Northern Nevada Business Weekly. “The recent sales of the Waterford Apartments and Waterstone condominiums in Sparks don’t necessarily point to a full-fledged return to strong markets for real estate investment, but they do represent a significant stirring in what’s been an extremely weak market the past few years. Prior to those sales, the last significant apartment transaction to occur in northern Nevada was the $56 million sale of the 450-unit Montebello apartments on Summit Ridge in Reno in late 2008.”

“Ken Blomsterberg, a first VP of investments with Marcus and Millichap’s Roseville, Calif., office who brokers deals in Reno, says apartment properties that aren’t distressed have begun to surface as well. Sellers have refrained from listing big apartments or condo projects for sale because of the negative perception that the property must be distressed, he says, but a crop of recent listings from private parties, such as a large complex in northwest Reno, point to a shift in the market.”

“Floyd Rowley, senior VP of investments with Johnson Group, agrees that Reno might be on more investors’ radar screens due to high pricing in coastal markets. However, Rowley notes, the majority of broker price opinions he’s done the past few years have been on properties purchased during the peak of the real estate boom, and many of those owners are still licking their wounds.”

“Most sales that are forthcoming still will be lender-owned properties, Rowley says. ‘The traditional owner-sellers are not in the market. It is still the lenders who are compelled or want to sell for some internal reason.’”

KTVN Reno in Nevada. “At the corner of South D’Andrea Parkway and Lessini Drive sits the ’stonehedge’ of Reno’s housing bubble. Built years ago for a neighborhood never built, it’s just one of many mini ghost towns scattered around town. After six years, is this finally the bottom? Rob Dunbar of Ryder Homes told us, ‘The general mood is we’re close to the bottom.’ Didn’t we hear that last year? ‘We keep hearing it every year.’”

“The industry is still fighting the foreclosure fight. In the June 2011 Reno/Sparks Association of Realtors Market Report, ‘bank-owned’ sales held the dominant share of the market with 41% of closings.
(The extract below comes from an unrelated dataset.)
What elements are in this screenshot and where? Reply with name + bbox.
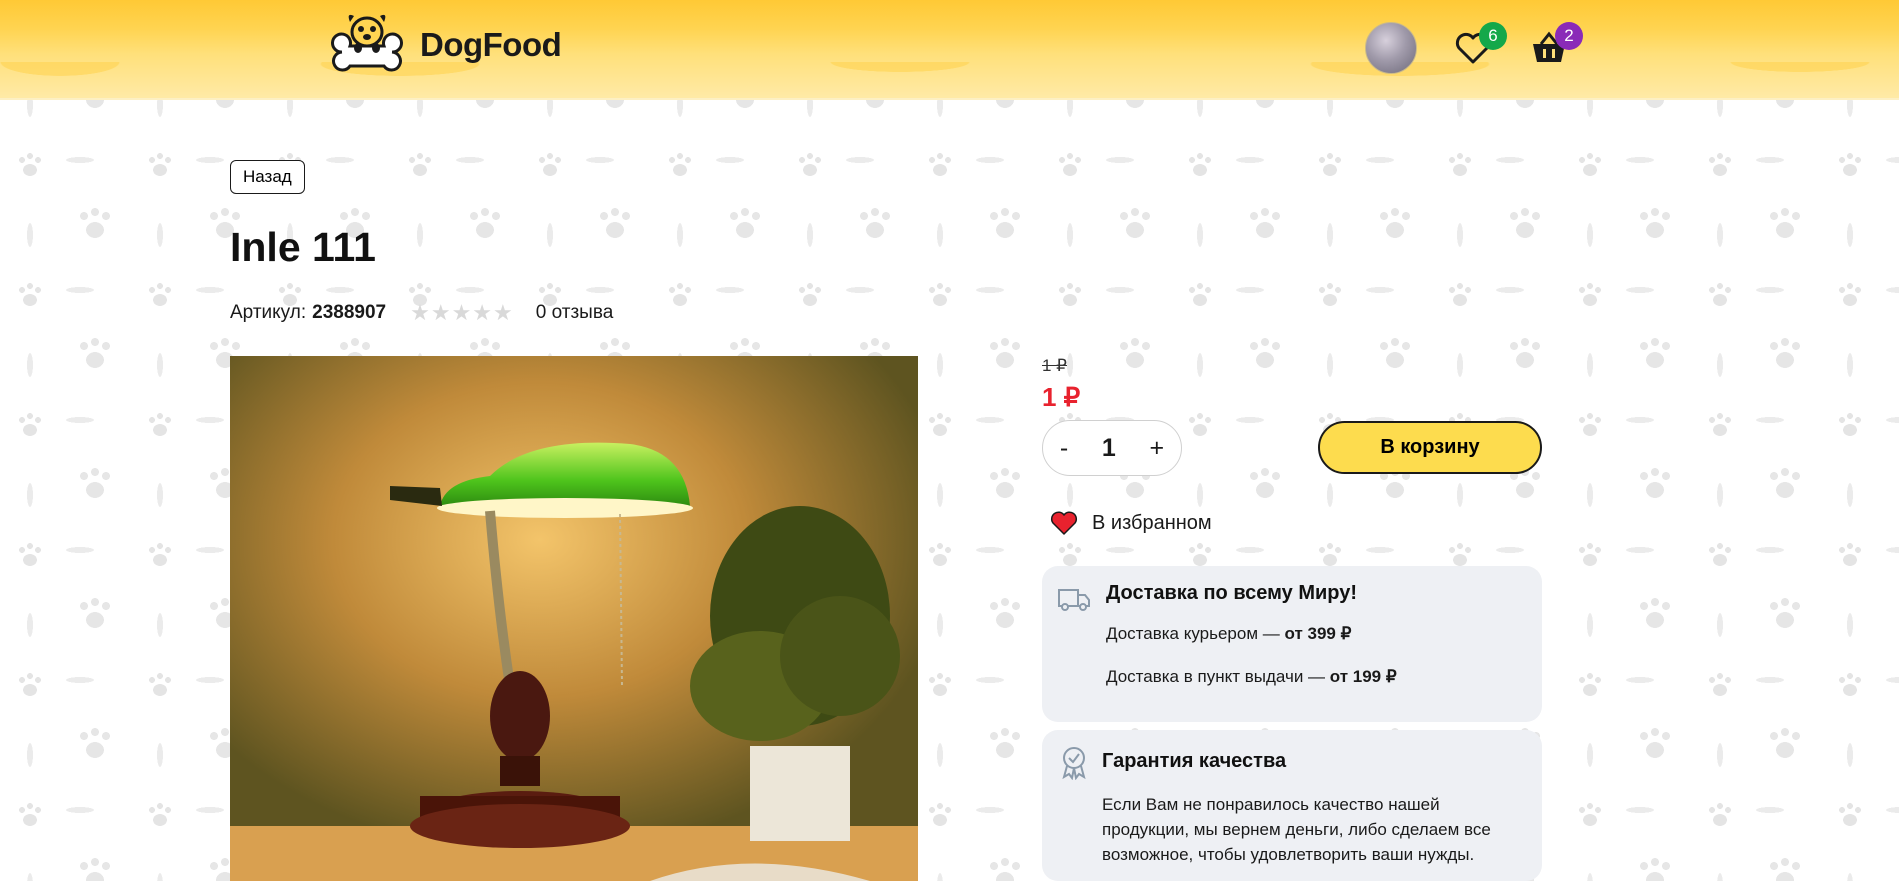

Short sales and bank-owned homes took a towering 60% of new listings in June. And notices of default in June are also up over May.”

From Vegas Inc in Nevada. “You’re doing a disservice to your readers, the caller tells me. I’m confused at first because the reader references a survey I wrote about that stated Nevada real estate agents predict prices will decline over the next six months. It’s not about that, the caller says. It’s about how I’ve quoted local housing analysts who were wrong about the housing market’s price decline of more than 60 percent. ”

“The criticism began July 2006 when I took over as real estate reporter for In Business Las Vegas, the former incarnation of VEGAS INC. Initially, the complaints about my reporting came from Realtors, housing executives and others because, according to them, I was being overly negative when the Las Vegas housing market was booming.”

“It didn’t get much better in December 2006 when I wrote my 2007 preview saying the housing outlook was grim because of foreclosures. In early 2007, I wrote several stories about foreclosures and predictions of major price declines, including some national analysts saying it would be 30 to 40 percent over time. Prices didn’t start dropping in large measure until 2008.”

“That’s not the 60 percent that ultimately happened in the Great Recession, but at least people who were thinking of buying and selling had an idea of what might happen. Only readers of the print version of In Business Las Vegas would have known the full picture I covered about the housing market. So when someone calls me today and says I did a disservice to the reader, it makes me think back to when people were saying the same thing about how overly negative my coverage was.”

“I covered the housing market exactly the way the housing market should’ve been covered. I simply shed light on what was to come. I can only give readers accurate information and leave it to them to make decisions based on it. I don’t think that’s a disservice. Quite the opposite, actually.”